After closing on the property in February, the couple spent four months trading off between renovating the hotel in Wilmington and staying with their two sons in Ohio. Amid carpet installation and painting, they sent a son to college, put their house on the market and moved three states south with their younger son.
The result is a small boutique inn with eight rooms instead of Clarendon’s 11 - the Reeds live in a now-walled off part of the hotel. But they worked hard to make the rooms cozy and comfortable, bringing in new beds and flat-screen TVs, constructing a guest lounge and a grab-and-go breakfast area. Before it was the Clarendon, the circa-1950s building was a Catholic school, and the Reeds designed their space to balance its old-fashioned feel with modern amenities.
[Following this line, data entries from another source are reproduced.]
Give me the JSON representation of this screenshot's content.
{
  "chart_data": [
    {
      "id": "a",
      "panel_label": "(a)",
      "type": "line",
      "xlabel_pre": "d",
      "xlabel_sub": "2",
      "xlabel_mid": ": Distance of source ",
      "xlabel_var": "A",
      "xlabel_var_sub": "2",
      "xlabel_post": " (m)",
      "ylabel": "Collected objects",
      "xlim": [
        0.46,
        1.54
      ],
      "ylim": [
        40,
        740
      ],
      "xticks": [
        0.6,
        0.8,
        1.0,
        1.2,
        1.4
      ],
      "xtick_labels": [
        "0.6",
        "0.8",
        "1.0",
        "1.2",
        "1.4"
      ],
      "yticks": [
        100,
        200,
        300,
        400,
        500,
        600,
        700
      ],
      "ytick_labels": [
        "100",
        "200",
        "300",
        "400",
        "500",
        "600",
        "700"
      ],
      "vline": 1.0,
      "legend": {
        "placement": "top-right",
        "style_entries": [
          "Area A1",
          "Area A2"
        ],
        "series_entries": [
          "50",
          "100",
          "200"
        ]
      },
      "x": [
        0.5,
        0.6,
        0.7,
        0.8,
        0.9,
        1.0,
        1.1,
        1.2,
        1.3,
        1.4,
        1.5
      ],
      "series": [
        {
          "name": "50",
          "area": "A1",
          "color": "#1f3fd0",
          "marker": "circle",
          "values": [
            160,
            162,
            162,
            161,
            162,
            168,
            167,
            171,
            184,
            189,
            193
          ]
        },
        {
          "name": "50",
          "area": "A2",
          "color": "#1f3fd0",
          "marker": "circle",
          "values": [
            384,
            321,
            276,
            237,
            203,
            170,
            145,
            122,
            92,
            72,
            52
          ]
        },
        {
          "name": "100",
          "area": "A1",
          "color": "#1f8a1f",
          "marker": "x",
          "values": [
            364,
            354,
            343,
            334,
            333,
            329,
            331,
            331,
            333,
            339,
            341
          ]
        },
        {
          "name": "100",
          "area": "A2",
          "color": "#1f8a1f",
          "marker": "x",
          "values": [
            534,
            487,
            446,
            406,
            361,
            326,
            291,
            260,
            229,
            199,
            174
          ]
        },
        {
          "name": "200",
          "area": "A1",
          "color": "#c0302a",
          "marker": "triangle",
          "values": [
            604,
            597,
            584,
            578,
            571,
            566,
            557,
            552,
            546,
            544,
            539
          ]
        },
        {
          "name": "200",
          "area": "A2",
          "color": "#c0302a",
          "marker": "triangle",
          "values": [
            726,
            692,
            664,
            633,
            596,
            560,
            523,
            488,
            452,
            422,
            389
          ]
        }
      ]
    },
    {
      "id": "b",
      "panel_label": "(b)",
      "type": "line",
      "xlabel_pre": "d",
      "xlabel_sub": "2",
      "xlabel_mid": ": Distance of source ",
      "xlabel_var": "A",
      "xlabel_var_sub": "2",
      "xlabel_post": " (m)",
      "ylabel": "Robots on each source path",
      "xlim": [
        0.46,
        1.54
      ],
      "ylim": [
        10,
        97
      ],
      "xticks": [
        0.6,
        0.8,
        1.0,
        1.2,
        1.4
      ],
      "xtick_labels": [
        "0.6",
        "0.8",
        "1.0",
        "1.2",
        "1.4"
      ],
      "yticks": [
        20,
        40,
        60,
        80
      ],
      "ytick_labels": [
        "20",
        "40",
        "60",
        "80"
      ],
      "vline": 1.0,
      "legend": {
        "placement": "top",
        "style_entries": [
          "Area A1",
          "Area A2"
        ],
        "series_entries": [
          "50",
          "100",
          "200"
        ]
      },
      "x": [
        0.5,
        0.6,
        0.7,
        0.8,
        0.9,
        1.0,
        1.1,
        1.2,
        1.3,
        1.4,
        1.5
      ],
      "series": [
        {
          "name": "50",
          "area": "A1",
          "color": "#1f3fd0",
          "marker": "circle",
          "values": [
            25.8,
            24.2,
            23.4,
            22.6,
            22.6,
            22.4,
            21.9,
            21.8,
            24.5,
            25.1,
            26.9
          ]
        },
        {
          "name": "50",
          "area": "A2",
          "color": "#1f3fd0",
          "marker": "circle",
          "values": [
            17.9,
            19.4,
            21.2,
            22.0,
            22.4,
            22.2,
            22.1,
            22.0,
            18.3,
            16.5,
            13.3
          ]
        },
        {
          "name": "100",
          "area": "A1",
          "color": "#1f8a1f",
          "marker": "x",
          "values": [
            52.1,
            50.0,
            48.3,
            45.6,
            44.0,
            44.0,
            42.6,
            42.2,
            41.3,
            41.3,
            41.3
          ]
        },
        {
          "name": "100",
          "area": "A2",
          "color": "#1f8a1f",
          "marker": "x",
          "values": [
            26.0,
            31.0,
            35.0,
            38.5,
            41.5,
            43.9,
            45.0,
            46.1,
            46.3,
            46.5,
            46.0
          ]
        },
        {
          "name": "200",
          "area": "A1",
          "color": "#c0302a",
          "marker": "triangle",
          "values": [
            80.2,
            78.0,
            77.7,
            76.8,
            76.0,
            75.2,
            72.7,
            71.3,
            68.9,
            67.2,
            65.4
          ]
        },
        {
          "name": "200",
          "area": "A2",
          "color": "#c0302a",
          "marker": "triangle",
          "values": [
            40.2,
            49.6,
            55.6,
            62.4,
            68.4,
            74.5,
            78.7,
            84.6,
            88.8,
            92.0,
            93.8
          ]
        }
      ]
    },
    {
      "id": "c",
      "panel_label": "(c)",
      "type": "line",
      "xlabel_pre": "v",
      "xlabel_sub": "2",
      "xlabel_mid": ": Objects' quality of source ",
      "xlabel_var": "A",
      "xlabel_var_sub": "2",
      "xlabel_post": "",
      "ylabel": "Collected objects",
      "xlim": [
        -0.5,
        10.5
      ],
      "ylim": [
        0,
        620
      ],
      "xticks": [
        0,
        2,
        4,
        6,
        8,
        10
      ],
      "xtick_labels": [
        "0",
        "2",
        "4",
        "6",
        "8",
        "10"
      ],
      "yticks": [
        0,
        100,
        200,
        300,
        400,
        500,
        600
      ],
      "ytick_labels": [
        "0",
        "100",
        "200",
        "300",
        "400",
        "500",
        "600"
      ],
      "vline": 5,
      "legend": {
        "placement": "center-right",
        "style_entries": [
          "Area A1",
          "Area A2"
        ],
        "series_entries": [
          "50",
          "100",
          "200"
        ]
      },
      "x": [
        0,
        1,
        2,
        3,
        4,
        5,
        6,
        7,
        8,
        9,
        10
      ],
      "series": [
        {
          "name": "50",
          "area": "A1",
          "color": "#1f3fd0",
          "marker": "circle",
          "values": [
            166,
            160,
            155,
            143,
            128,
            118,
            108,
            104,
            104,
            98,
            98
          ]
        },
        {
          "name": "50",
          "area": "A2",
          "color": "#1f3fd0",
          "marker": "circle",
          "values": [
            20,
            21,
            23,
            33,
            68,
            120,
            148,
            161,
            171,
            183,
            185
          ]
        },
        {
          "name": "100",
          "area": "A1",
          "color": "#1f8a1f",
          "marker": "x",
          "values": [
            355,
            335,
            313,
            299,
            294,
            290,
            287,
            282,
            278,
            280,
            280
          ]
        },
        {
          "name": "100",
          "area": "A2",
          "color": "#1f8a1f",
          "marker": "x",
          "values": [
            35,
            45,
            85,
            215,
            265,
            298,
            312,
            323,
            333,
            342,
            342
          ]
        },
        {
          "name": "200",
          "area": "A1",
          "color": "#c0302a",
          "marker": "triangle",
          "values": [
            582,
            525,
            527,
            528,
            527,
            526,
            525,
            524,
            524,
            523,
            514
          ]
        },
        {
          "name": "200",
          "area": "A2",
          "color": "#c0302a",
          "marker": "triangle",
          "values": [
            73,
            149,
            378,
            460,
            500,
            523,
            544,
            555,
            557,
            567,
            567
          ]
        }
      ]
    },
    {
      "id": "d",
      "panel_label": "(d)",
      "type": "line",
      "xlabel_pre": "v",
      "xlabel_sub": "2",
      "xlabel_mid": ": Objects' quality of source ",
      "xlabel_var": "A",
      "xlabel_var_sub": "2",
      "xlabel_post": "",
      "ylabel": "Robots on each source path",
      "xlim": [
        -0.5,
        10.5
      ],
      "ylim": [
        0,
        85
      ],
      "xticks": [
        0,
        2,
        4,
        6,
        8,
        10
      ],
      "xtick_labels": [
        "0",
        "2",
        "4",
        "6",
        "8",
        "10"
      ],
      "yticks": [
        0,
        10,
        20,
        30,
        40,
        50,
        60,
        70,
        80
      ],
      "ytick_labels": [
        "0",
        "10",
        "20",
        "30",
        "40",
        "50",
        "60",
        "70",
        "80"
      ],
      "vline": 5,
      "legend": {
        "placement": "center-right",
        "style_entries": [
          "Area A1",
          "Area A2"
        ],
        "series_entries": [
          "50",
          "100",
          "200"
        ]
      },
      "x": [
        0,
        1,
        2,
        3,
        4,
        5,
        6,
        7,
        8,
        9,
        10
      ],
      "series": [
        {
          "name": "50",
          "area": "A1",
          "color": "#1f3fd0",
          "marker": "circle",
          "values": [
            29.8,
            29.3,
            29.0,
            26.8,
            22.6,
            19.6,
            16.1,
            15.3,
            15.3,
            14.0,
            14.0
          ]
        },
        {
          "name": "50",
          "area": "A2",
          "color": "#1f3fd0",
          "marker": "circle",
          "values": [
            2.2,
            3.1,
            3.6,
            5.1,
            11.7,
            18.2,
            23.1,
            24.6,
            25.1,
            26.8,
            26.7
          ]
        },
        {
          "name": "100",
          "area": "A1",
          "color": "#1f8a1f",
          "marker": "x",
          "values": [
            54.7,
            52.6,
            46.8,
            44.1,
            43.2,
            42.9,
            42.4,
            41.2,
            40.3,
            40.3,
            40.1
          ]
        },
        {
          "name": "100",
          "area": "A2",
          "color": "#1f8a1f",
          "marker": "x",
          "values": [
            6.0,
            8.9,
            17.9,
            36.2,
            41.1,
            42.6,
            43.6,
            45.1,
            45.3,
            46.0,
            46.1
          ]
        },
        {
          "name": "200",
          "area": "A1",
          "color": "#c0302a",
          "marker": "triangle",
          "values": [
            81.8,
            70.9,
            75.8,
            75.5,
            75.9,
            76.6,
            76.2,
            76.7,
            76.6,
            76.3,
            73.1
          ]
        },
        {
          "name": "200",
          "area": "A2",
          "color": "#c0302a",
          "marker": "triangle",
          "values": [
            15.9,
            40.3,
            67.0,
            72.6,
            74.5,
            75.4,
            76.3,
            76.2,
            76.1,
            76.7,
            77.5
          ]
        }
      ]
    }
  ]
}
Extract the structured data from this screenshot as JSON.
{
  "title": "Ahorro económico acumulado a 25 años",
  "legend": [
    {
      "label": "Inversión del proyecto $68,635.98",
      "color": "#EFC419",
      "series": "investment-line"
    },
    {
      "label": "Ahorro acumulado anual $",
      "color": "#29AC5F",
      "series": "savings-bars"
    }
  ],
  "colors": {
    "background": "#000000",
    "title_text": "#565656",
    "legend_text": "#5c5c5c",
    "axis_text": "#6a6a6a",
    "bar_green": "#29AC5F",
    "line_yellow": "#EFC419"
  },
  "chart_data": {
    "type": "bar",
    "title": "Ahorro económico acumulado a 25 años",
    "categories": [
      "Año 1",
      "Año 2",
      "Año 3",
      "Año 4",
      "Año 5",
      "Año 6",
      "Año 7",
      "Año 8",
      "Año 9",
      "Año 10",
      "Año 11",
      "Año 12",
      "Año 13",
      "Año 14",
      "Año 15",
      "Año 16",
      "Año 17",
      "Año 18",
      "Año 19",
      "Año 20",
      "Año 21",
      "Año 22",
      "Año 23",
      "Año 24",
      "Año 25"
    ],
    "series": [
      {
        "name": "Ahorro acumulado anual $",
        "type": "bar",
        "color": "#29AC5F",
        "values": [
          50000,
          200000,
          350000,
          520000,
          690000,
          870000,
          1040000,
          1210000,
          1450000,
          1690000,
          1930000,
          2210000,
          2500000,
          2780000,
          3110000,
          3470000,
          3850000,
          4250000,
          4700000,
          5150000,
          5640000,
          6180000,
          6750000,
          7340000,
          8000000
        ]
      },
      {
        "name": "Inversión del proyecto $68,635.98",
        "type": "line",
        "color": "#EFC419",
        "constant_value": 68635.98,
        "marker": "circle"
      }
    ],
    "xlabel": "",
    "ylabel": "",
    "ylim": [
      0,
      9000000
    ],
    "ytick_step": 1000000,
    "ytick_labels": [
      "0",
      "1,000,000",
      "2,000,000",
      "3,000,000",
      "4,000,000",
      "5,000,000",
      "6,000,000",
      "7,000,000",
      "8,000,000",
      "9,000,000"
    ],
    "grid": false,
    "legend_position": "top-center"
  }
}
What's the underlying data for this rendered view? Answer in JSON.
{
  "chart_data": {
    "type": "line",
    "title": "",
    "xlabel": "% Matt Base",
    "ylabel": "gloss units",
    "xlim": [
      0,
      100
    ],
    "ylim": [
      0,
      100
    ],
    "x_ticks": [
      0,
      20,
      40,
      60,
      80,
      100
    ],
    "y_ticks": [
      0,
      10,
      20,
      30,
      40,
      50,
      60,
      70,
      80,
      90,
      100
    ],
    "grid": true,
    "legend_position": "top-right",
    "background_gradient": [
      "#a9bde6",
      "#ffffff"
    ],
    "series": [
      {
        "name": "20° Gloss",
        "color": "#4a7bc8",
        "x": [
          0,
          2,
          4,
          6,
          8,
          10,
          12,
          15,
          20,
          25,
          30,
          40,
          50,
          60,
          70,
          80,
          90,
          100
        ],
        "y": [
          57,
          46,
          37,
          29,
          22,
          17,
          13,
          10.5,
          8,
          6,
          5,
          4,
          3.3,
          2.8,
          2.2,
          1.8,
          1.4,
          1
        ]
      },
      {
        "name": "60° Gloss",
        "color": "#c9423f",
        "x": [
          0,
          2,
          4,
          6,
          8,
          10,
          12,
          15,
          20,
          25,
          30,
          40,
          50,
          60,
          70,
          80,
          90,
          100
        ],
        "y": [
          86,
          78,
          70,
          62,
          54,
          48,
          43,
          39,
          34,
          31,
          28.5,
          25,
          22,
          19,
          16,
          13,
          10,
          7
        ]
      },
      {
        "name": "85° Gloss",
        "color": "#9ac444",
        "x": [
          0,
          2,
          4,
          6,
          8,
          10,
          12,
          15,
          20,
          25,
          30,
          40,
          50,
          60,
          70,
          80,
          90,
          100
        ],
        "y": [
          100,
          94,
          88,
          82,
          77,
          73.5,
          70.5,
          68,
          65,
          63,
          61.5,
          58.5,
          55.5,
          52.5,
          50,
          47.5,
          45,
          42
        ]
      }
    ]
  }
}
“We’re really trying to cater to folks that want to have a good experience in Wilmington,” Troy said. “It’s a destination. We have everything that you would have at the Courtyard or different places; it’s just a different vibe.”
Talk about hotel growth in Wilmington usually focuses on the six-story Courtyard Marriott that opened downtown this year, or the Embassy Suites planned for near the Convention Center. But smaller inns like Hotel Riverwalk account for a lot of business downtown.
According to numbers from the Wilmington and Beaches Convention & Visitors Bureau, small inns and bed and breakfasts add nearly 60 rooms to Wilmington’s unit total, mostly in the downtown Historic District. While the lion’s share of the nearly 4,600 hotel rooms in the city are in limited-service hotels and motels, boutique hotels meet a demand for upscale yet inexpensive spaces within walking distance of downtown.
In Hotel Riverwalk’s block are the Hotel Tarrymore, the Wilmingtonian and the Graystone Inn; Stemmerman’s Inn on Front Street is just a block away.
Tarrymore owner Jeff Jones said he’s delighted the Reeds have set up shop in the old Clarendon space. He said downtown innkeepers are deeply neighborly; if his eight-suite hotel is full, he refers customers to other inns.
“We were thrilled to have them across the street; they’ve done a fantastic job renovating the building, and it’s a terrific addition to the block,” he said. “Even though we’re competition, we always refer people to our neighbors across the street.”
The Reeds said the support they’ve gotten from other hotels and the visitors bureau has been a huge help. While there’s still work to do on promoting the Hotel Riverwalk, not to mention running it, they’re also enjoying getting to know their new hometown.
“We’ve lived in many different areas, and Wilmington just has its own way. And we like that,” Carla said. Sometimes, “we want to be tourists too.”